La FSU « s’associe » à la journée de mobilisation du 16 novembre

PARIS, 30 octobre 2017 (AFP) – La FSU annonce lundi qu’elle « s’associe » à la journée de mobilisation commune du 16 novembre, lancée par les syndicats CGT, FO et Solidaires, pour « défendre les intérêts » des salariés des secteurs public et privé, confrontés selon le syndicat « aux mêmes difficultés ».

Le 24 octobre, la CGT, FO, Solidaires ainsi que l’Unef, la Fidl et l’UNL ont appelé à une journée de grève et de manifestation interprofessionnelle le 16 novembre contre la « politique libérale » du gouvernement. Il s’agit d’une première pour FO depuis les ordonnances réformant le Code du travail.

La CFDT, la CFTC, la Fage, et l’Unsa, qui n’ont pas appelé à la grève, ont pour leur part signé un texte commun de mise en garde du gouvernement. Comme la CFE-CGC, la FSU n’avait alors ni signé le texte, ni rejoint les syndicats appelant à la grève, à l’issue d’une intersyndicale de plus de deux heures au siège de la CFDT.

Dans un communiqué publié lundi, la FSU annonce que, « soucieuse de défendre les intérêts des salarié.e s du secteur public, comme du privé, confronté.e.s aux mêmes difficultés résultant des orientations libérales portées par le gouvernement et de contribuer à donner un avenir sécurisé à la jeunesse », elle « s’associe à la journée d’action du 16 novembre ».

La FSU « y portera, avec d’autres organisations syndicales et de jeunesse, des revendications et propositions notamment en termes de pouvoir d’achat, d’emploi, de protection sociale et de formation », souligne-t-elle.

La FSU avait déjà participé, aux côtés de la CGT et de Solidaires, aux journées de mobilisation des 12 et 21 septembre. En revanche, elle ne s’était pas jointe à la dernière action à l’initiative de la seule CGT le 19 octobre.

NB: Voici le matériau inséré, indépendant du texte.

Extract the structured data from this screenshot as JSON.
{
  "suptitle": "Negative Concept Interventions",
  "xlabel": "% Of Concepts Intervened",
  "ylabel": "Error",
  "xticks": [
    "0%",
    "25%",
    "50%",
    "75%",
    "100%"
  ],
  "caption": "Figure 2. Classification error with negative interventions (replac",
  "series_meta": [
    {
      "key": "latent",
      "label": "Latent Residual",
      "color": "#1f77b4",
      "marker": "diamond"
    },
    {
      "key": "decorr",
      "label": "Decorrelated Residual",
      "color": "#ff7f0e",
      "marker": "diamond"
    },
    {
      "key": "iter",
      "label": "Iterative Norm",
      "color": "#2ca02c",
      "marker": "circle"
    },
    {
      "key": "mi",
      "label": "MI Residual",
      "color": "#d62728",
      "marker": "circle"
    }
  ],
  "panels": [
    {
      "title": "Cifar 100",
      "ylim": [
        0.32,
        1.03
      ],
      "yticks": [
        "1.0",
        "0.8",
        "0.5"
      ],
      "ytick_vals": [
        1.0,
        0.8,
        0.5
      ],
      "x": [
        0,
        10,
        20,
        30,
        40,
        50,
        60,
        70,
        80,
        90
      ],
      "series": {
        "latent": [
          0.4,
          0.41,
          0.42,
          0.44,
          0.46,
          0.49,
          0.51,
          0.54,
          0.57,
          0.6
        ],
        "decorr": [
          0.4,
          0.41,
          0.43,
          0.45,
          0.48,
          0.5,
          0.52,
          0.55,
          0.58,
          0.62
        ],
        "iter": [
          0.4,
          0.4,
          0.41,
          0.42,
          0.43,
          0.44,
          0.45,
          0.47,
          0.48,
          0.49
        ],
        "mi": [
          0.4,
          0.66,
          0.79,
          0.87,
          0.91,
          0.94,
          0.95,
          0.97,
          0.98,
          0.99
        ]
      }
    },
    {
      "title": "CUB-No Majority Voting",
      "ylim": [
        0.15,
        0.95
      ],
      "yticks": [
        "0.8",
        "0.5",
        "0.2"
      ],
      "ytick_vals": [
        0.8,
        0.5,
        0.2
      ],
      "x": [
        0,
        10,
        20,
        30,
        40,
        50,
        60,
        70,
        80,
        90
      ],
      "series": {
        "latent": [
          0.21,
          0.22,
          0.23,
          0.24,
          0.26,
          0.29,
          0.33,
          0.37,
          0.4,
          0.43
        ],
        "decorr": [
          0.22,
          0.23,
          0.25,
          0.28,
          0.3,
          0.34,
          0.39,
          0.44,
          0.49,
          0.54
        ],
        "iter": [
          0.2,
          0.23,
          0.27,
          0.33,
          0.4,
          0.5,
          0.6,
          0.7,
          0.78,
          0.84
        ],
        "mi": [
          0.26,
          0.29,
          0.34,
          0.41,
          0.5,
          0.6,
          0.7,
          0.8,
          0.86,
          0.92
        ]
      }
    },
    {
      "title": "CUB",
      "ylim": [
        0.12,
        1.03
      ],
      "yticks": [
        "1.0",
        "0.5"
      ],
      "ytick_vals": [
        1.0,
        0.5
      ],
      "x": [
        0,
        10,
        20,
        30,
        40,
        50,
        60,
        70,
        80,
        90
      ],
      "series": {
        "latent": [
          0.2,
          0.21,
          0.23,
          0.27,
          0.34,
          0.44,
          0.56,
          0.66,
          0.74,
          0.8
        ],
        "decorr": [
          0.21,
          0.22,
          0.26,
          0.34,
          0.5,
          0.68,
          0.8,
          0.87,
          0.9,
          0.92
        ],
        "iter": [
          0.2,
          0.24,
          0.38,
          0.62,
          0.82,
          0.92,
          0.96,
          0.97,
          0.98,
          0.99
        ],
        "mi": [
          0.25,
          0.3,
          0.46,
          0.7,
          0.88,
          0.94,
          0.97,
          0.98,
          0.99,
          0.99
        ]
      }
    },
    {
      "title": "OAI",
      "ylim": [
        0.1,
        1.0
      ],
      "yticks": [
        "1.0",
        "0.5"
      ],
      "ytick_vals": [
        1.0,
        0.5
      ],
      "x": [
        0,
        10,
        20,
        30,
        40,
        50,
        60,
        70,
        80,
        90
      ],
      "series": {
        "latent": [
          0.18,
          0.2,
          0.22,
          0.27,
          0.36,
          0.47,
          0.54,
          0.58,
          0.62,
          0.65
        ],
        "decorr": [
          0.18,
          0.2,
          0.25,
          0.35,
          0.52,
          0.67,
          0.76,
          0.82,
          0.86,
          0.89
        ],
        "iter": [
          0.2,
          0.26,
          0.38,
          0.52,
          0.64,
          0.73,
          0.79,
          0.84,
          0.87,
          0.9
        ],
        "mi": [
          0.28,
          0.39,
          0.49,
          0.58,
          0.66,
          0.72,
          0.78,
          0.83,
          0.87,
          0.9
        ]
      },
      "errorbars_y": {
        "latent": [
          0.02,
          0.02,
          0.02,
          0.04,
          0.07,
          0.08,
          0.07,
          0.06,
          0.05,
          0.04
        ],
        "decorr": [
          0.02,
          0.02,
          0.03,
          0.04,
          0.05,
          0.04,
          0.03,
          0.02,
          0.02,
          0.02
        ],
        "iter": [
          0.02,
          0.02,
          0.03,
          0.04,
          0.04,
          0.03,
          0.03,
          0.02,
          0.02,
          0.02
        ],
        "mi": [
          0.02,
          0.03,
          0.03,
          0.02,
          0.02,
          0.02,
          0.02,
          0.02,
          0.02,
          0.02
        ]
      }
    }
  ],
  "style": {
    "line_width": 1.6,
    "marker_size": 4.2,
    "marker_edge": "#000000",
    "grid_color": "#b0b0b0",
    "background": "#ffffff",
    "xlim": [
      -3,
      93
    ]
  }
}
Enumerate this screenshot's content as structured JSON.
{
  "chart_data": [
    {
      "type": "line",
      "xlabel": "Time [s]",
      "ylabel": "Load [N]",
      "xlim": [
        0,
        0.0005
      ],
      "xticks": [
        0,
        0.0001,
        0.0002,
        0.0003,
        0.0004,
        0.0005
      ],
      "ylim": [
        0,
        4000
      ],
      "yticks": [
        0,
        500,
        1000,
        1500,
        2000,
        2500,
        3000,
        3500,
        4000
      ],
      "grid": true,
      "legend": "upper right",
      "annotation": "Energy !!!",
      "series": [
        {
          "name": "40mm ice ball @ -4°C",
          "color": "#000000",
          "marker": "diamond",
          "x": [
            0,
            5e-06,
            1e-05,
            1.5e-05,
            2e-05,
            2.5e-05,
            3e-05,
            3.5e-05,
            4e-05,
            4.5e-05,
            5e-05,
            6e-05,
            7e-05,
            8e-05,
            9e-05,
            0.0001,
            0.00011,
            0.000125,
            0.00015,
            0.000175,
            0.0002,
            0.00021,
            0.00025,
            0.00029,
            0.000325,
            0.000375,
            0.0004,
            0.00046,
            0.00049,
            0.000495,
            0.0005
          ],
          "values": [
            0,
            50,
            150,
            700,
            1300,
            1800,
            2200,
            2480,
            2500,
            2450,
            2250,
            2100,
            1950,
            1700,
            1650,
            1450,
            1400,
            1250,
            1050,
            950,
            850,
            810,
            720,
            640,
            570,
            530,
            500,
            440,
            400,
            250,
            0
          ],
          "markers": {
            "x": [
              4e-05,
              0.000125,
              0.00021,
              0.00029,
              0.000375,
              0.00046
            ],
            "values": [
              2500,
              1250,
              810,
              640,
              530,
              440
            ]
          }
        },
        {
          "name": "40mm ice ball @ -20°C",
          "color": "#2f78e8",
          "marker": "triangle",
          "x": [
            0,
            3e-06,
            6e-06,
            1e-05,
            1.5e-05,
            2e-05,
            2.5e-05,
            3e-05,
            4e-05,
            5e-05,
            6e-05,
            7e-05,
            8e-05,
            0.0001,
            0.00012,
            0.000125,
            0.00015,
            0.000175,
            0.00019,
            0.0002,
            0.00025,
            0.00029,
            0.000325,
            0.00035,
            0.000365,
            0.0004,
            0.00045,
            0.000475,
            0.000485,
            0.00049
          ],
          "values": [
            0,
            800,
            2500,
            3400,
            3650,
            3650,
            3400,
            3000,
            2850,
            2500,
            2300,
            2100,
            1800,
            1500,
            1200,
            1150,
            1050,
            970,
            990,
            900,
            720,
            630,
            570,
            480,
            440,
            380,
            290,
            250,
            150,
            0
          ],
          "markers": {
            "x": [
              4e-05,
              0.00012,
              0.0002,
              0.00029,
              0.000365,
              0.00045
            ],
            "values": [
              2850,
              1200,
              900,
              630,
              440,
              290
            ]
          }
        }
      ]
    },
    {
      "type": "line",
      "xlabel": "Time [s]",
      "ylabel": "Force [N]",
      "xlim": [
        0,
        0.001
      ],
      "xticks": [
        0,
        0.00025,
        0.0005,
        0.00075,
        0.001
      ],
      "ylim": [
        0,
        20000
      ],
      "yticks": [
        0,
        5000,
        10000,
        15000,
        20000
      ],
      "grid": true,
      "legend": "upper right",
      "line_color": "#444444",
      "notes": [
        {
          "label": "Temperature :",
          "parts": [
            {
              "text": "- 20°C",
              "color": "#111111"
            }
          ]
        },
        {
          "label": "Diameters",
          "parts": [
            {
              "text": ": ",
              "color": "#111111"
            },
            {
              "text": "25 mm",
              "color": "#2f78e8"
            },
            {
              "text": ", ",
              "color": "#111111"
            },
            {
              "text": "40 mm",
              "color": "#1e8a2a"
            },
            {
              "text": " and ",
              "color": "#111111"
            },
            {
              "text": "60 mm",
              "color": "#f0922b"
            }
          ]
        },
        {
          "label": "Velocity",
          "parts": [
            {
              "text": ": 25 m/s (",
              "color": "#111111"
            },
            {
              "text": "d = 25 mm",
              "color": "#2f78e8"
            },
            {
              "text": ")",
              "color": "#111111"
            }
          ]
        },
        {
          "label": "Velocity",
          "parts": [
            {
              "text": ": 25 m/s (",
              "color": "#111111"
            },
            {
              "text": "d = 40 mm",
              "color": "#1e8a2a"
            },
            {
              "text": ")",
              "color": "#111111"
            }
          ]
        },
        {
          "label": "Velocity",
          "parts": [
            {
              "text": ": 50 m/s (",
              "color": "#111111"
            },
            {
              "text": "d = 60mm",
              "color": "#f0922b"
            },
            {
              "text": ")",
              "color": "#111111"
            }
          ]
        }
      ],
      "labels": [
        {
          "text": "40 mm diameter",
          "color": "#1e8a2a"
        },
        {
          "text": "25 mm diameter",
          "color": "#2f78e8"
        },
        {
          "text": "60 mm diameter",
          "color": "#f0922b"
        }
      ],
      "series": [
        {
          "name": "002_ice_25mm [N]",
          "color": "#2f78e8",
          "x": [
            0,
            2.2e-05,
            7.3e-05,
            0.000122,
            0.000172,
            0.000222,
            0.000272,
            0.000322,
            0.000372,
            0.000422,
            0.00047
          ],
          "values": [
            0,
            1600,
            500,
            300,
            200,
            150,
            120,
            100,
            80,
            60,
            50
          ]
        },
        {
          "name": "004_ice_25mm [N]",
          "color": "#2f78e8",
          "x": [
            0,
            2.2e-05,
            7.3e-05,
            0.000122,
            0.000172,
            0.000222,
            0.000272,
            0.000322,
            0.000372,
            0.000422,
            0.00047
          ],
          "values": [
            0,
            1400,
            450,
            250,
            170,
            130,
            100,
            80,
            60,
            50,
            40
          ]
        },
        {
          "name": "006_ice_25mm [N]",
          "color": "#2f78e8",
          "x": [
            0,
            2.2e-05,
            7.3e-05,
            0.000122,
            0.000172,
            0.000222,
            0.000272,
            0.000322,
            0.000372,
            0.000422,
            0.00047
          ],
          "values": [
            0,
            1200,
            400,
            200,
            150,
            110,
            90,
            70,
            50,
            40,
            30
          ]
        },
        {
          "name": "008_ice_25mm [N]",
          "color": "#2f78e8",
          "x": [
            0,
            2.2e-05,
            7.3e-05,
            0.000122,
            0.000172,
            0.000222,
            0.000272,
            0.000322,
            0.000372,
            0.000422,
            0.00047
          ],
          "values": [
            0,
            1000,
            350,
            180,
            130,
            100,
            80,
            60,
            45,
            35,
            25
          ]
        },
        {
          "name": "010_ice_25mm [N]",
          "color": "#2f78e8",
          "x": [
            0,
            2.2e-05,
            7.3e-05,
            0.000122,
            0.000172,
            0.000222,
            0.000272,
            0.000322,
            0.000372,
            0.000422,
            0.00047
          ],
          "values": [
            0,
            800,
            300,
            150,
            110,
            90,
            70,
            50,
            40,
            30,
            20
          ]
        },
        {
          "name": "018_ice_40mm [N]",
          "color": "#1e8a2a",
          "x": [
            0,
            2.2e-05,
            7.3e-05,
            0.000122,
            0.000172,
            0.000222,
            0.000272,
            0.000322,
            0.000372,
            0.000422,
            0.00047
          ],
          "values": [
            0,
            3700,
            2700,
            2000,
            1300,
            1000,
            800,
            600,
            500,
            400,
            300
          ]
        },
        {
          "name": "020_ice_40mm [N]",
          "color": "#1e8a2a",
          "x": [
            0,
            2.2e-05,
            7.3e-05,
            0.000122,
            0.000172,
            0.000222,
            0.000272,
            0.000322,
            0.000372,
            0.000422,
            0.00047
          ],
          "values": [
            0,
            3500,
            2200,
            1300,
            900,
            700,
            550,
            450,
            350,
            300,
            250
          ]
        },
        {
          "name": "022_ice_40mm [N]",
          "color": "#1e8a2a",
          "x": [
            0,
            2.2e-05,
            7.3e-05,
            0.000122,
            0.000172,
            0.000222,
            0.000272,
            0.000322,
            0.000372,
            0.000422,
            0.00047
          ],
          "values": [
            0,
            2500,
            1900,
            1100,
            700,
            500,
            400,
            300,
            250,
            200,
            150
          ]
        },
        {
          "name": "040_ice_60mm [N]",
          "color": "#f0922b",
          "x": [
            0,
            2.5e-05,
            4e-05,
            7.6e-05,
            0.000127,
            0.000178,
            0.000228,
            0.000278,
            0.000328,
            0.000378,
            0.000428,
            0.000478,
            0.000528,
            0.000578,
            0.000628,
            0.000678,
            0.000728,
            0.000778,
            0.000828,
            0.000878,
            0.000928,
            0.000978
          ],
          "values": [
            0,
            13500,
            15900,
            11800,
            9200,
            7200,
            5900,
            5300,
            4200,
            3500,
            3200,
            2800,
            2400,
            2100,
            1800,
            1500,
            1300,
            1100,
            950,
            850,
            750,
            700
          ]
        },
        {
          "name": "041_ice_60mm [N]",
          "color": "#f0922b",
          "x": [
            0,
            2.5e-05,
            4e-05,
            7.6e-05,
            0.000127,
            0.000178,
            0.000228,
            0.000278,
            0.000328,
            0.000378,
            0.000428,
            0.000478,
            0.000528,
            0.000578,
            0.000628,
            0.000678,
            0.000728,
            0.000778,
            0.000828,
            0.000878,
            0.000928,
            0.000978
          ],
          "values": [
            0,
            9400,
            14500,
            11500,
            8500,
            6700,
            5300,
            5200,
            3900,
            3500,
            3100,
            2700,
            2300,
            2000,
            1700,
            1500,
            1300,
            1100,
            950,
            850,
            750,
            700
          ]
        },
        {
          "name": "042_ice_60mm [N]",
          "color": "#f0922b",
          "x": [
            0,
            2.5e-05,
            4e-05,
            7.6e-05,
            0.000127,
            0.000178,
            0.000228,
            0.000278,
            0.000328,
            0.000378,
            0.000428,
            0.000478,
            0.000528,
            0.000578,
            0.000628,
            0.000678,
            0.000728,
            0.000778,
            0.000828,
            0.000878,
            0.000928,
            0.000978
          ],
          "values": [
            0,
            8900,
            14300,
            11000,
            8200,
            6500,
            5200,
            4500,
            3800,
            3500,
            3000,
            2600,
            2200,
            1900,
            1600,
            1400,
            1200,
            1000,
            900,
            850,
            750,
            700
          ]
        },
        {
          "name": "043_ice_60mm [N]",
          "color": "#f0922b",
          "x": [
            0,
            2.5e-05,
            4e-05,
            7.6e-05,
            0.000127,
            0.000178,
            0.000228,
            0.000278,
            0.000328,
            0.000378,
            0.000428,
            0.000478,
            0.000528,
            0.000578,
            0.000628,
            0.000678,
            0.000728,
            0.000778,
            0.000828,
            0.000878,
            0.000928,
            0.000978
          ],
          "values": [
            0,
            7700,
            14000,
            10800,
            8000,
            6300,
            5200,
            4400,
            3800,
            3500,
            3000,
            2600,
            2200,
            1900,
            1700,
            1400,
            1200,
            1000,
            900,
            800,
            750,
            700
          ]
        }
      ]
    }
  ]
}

Dans leur appel pour le 16 novembre, CGT, FO, Solidaires font état « des nombreuses dispositions inacceptables des ordonnances » mais évoquent aussi les réformes à venir et les « risques qui pèsent sur les droits des salarié.e.s et demandeurs d’emploi en matière d’assurance chômage ou de formation professionnelle ».

Ils font également référence à « l’instauration d’une sélection à l’entrée de l’enseignement supérieur », « à la modération salariale » et à « l’augmentation de la CSG », « aux atteintes au service public et à la protection sociale ».